In the ever-sloshing sea of hype around new technology, separating the ripples from the tsunamis is not as easy as it should be. Of course, the mobile phone is reshaping daily life. If there was ever a global technology tidal wave, it’s mobile. But, the question remains: how important is the mobile phenomenon to customer service?
Assessing the impact of mobile begins with two basic questions:
- Is mobile a channel? No, mobile is a meta-channel. Your customers now hold, in the palm of their hand, the power to communicate via voice, email, text, your website and now, even Facebook and Twitter, at their whim.
- Is mobile just a set of channels? Believing so is likely a prescription for competitive disaster.
Mobile encompasses a thundering herd of channels. If a channel is defined as “a communication mechanism demanding unique experiential design and development” then the iPhone, iPad, Droid phones, Windows phones, and the BlackBerry (BB), to name just the leaders of the pack, are channels. Mobile makes a multi-channel philosophy mandatory; there is no longer a plausible way to manage service delivery in channel silos.
Mobile is a meta-channel. While mobile devices are mini-channels (the iPad experience is hugely different than the BB experience), Smartphones are smart because they are the Swiss army knives of communication.
Mobile is multi-sensory. You listen, talk, navigate, read and watch your mobile interface. This near perfect interface between human and machine means that service experiences will be, (must be), infinitely more compelling than before. Mobile is audio, video and tactile: a new dawn in the enterprise’s capacity to deliver rich experiences.
Multi-channel, meta-channel and multi-sensory are sufficient to insure that mobile marks a significant shift for every service organization. But, the real mobile experience revolution ahead is a consequence of Context. Mobile makes me a much richer proposition, empowering the enterprise to see me in a radically more complete way.
Managing service experiences is all about context. The context of an interaction (your brand goal, customer identity, customer mission, the interaction history, the nature of the enterprise-customer relationship and the medium of communication) defines the right experience.
Patently, mobile introduces where into the context equation.

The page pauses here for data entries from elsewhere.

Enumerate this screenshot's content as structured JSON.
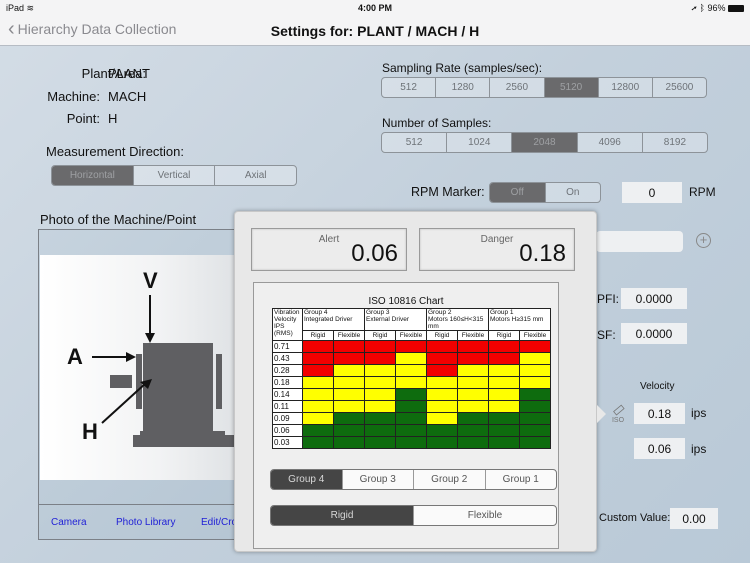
{
  "status_bar": {
    "device": "iPad",
    "time": "4:00 PM",
    "battery": "96%"
  },
  "nav": {
    "back_label": "Hierarchy Data Collection",
    "title": "Settings for: PLANT / MACH / H"
  },
  "info": {
    "plant_label": "Plant/Area:",
    "plant_value": "PLANT",
    "machine_label": "Machine:",
    "machine_value": "MACH",
    "point_label": "Point:",
    "point_value": "H"
  },
  "measurement_direction": {
    "label": "Measurement Direction:",
    "options": [
      "Horizontal",
      "Vertical",
      "Axial"
    ],
    "selected": "Horizontal"
  },
  "sampling_rate": {
    "label": "Sampling Rate (samples/sec):",
    "options": [
      "512",
      "1280",
      "2560",
      "5120",
      "12800",
      "25600"
    ],
    "selected": "5120"
  },
  "num_samples": {
    "label": "Number of Samples:",
    "options": [
      "512",
      "1024",
      "2048",
      "4096",
      "8192"
    ],
    "selected": "2048"
  },
  "rpm_marker": {
    "label": "RPM Marker:",
    "options": [
      "Off",
      "On"
    ],
    "selected": "Off",
    "value": "0",
    "unit": "RPM"
  },
  "photo": {
    "title": "Photo of the Machine/Point",
    "diagram_labels": {
      "v": "V",
      "a": "A",
      "h": "H"
    },
    "actions": [
      "Camera",
      "Photo Library",
      "Edit/Crop"
    ]
  },
  "right_panel": {
    "pfi_label": "PFI:",
    "pfi_value": "0.0000",
    "sf_label": "SF:",
    "sf_value": "0.0000",
    "velocity_label": "Velocity",
    "danger_value": "0.18",
    "alert_value": "0.06",
    "unit": "ips",
    "iso_icon_label": "ISO",
    "custom_label": "Custom Value:",
    "custom_value": "0.00"
  },
  "popover": {
    "alert_label": "Alert",
    "alert_value": "0.06",
    "danger_label": "Danger",
    "danger_value": "0.18",
    "group_options": [
      "Group 4",
      "Group 3",
      "Group 2",
      "Group 1"
    ],
    "group_selected": "Group 4",
    "foundation_options": [
      "Rigid",
      "Flexible"
    ],
    "foundation_selected": "Rigid"
  },
  "chart_data": {
    "type": "table",
    "title": "ISO 10816 Chart",
    "row_header": "Vibration Velocity IPS (RMS)",
    "groups": [
      {
        "name": "Group 4",
        "desc": "Integrated Driver"
      },
      {
        "name": "Group 3",
        "desc": "External Driver"
      },
      {
        "name": "Group 2",
        "desc": "Motors 160≤H<315 mm"
      },
      {
        "name": "Group 1",
        "desc": "Motors H≥315 mm"
      }
    ],
    "subcolumns": [
      "Rigid",
      "Flexible"
    ],
    "rows": [
      "0.71",
      "0.43",
      "0.28",
      "0.18",
      "0.14",
      "0.11",
      "0.09",
      "0.06",
      "0.03"
    ],
    "legend": {
      "R": "#f20000",
      "Y": "#ffff00",
      "G": "#0e6c0e"
    },
    "cells": [
      [
        "R",
        "R",
        "R",
        "R",
        "R",
        "R",
        "R",
        "R"
      ],
      [
        "R",
        "R",
        "R",
        "Y",
        "R",
        "R",
        "R",
        "Y"
      ],
      [
        "R",
        "Y",
        "Y",
        "Y",
        "R",
        "Y",
        "Y",
        "Y"
      ],
      [
        "Y",
        "Y",
        "Y",
        "Y",
        "Y",
        "Y",
        "Y",
        "Y"
      ],
      [
        "Y",
        "Y",
        "Y",
        "G",
        "Y",
        "Y",
        "Y",
        "G"
      ],
      [
        "Y",
        "Y",
        "Y",
        "G",
        "Y",
        "Y",
        "Y",
        "G"
      ],
      [
        "Y",
        "G",
        "G",
        "G",
        "Y",
        "G",
        "G",
        "G"
      ],
      [
        "G",
        "G",
        "G",
        "G",
        "G",
        "G",
        "G",
        "G"
      ],
      [
        "G",
        "G",
        "G",
        "G",
        "G",
        "G",
        "G",
        "G"
      ]
    ]
  }
}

Now, me includes location. And, in today’s digital geo-spatial world, a geo-coordinate translates into complete knowledge of my neighborhood of the moment. The restaurants, shopping, transportation and (coming soon) the people at my physical fingertips can become part of the context of the service interaction. But, where is not just a pinpoint on Google maps. Where is a condition largely inferable from geo-spatial data: ”I’m traveling, I’m recreating, I’m working, I’m socializing.” Mobile morphs Context from just “who I am?” to “where I am and what am I doing?”
This is context with a capital C, but that’s just the beginning. Mobile and Social are twin revolutions. The mobile device could just as easily be called the social device. Our Droid is THE gateway to our network of relationships, and as such will enable service experiences informed by the context of whom we know and trust, and who is like us.
KANA has just introduced the first of many mobile apps to come: Connect2Tell for Smartphones. Connect2Tell enables citizens to report infrastructure issues, painlessly and efficiently. Now, a citizen can point the iPhone camera at a pothole, and register a geo-spatially accurate case in the 311 contact center in seconds.
No, Mobile isn’t a channel. Mobile is the new me of the customer/citizen, and as such will be the focal point of enterprise service experience delivery.